There are some downsides of this strategy, which a business must be aware of before putting the strategy into practice.

Customer Loyalty Is A Dream

Most customers looking for the best deals and best prices go for the products with economy pricing. The top priority of such customers is the maximum saving. They won’t bother to switch any brand if they are getting the best price somewhere else. This is one major downside of the economy pricing. Despite large volume sales, the customer loyalty of such businesses is low. To succeed in the long run, you need to have a steady stream of new customers.

Low-Profit Margins

Large business units can adopt the economy pricing strategy despite lower profit margins. The reason is that they are well versed in attaining economies of scale and make profits. However, this pricing strategy is a big no for the small businesses trying to leverage this policy. Small businesses looking for scaling opportunities cannot make enough profits by using this policy. All they can earn is restricted profits.

High Competition

When the businesses see that a large unit is earning a lot of profit and market share by applying economy pricing, they find it easy to replicate the model.

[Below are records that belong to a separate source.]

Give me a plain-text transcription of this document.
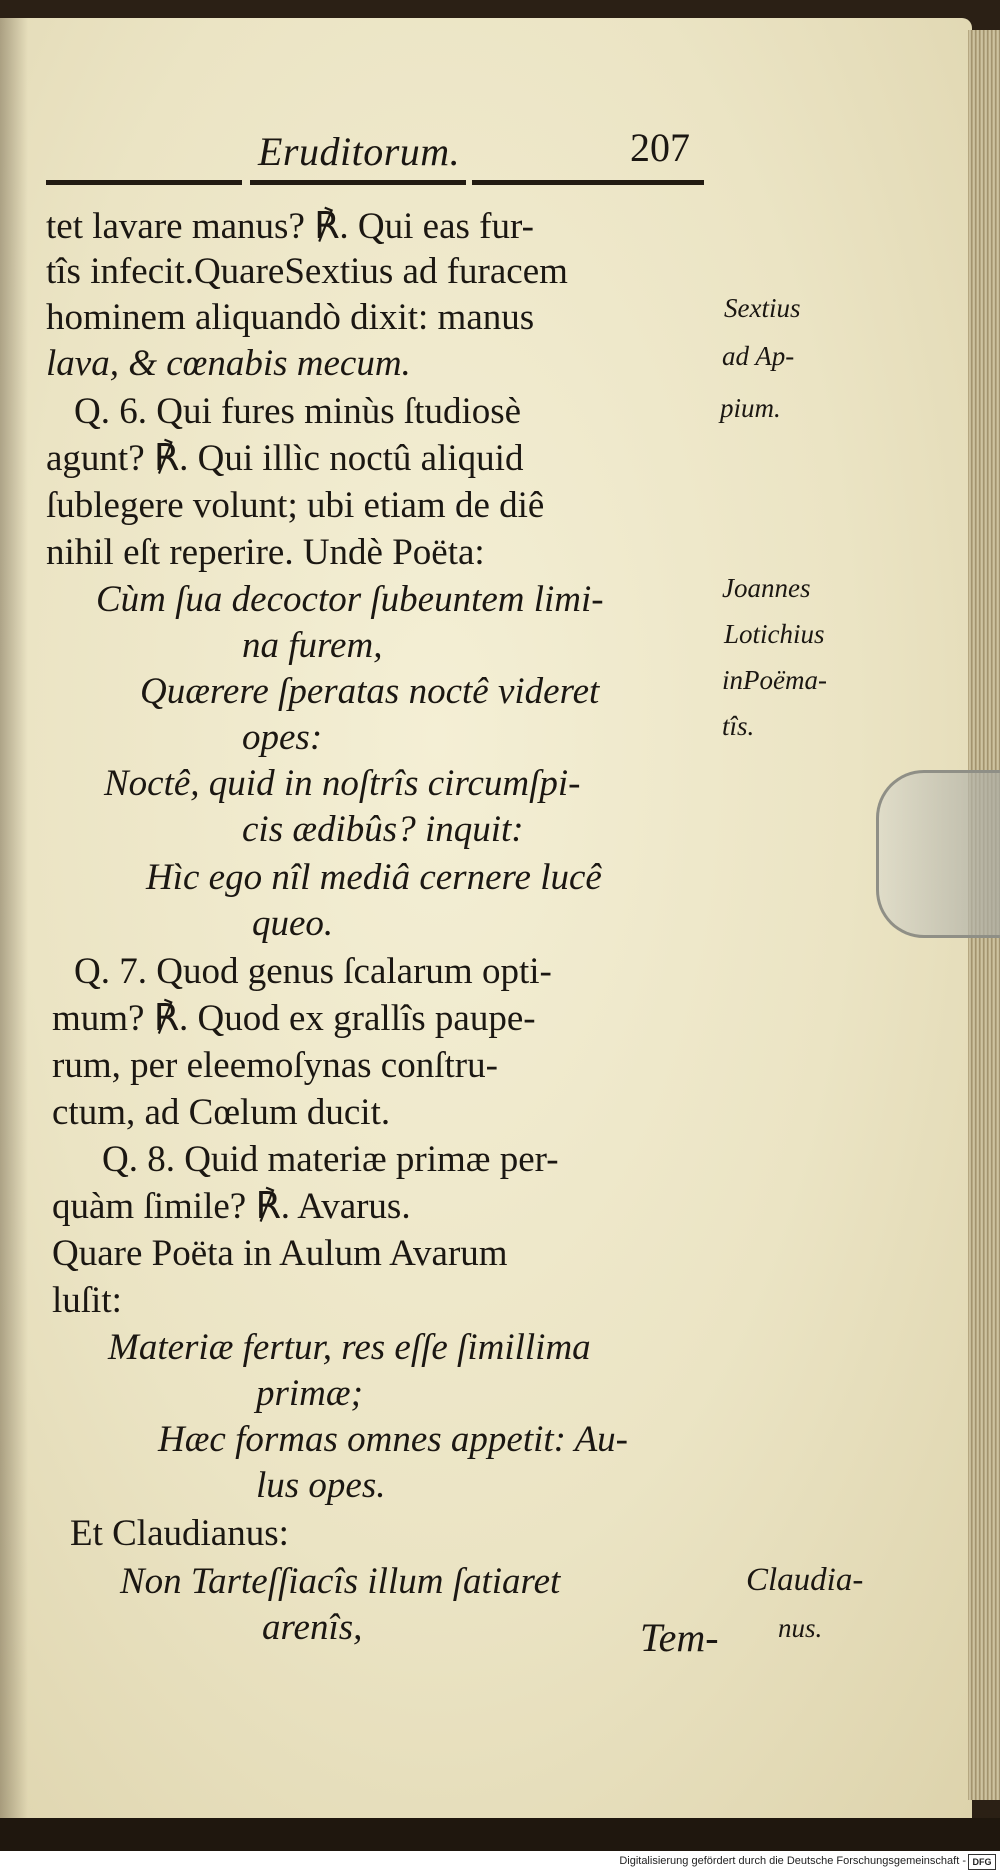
Eruditorum.	207
tet lavare manus? ℟. Qui eas fur-
tîs infecit.QuareSextius ad furacem
hominem aliquandò dixit: manus
lava, & cœnabis mecum.
Q. 6. Qui fures minùs ſtudiosè
agunt? ℟. Qui illìc noctû aliquid
ſublegere volunt; ubi etiam de diê
nihil eſt reperire. Undè Poëta:
Cùm ſua decoctor ſubeuntem limi-
na furem,
Quærere ſperatas noctê videret
opes:
Noctê, quid in noſtrîs circumſpi-
cis ædibûs? inquit:
Hìc ego nîl mediâ cernere lucê
queo.
Q. 7. Quod genus ſcalarum opti-
mum? ℟. Quod ex grallîs paupe-
rum, per eleemoſynas conſtru-
ctum, ad Cœlum ducit.
Q. 8. Quid materiæ primæ per-
quàm ſimile? ℟. Avarus.
Quare Poëta in Aulum Avarum
luſit:
Materiæ fertur, res eſſe ſimillima
primæ;
Hæc formas omnes appetit: Au-
lus opes.
Et Claudianus:
Non Tarteſſiacîs illum ſatiaret
arenîs,
Sextius
ad Ap-
pium.
Joannes
Lotichius
inPoëma-
tîs.
Claudia-
nus.
Tem-
Digitalisierung gefördert durch die Deutsche Forschungsgemeinschaft - DFG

As a result, there are a lot of players in the market.

Low Product Quality

When the companies cut their overhead costs, the result is sometimes an inferior product with low value. In the short run, a company might make a lot of profit, but the quality problems might increase in the long run.

High Exposure To Risk

The businesses using economy pricing are operating on very narrow profit margins. A major economic or social event triggering the change in demand, consumer behavior, purchasing patterns, or economic slowdown can lead to a big disaster for the business. Therefore, the economy pricing strategy exposes the business to high risk.

Final Words

Economy pricing is a great strategy for the necessities and in times of economic downturn. A business should have a very good understanding of the industry-specific operational costs to be able to apply economy pricing. With very thin profit margins, there is less room for making mistakes. Therefore, you must put all the cards in the right spot to complete the profit by economy pricing puzzle.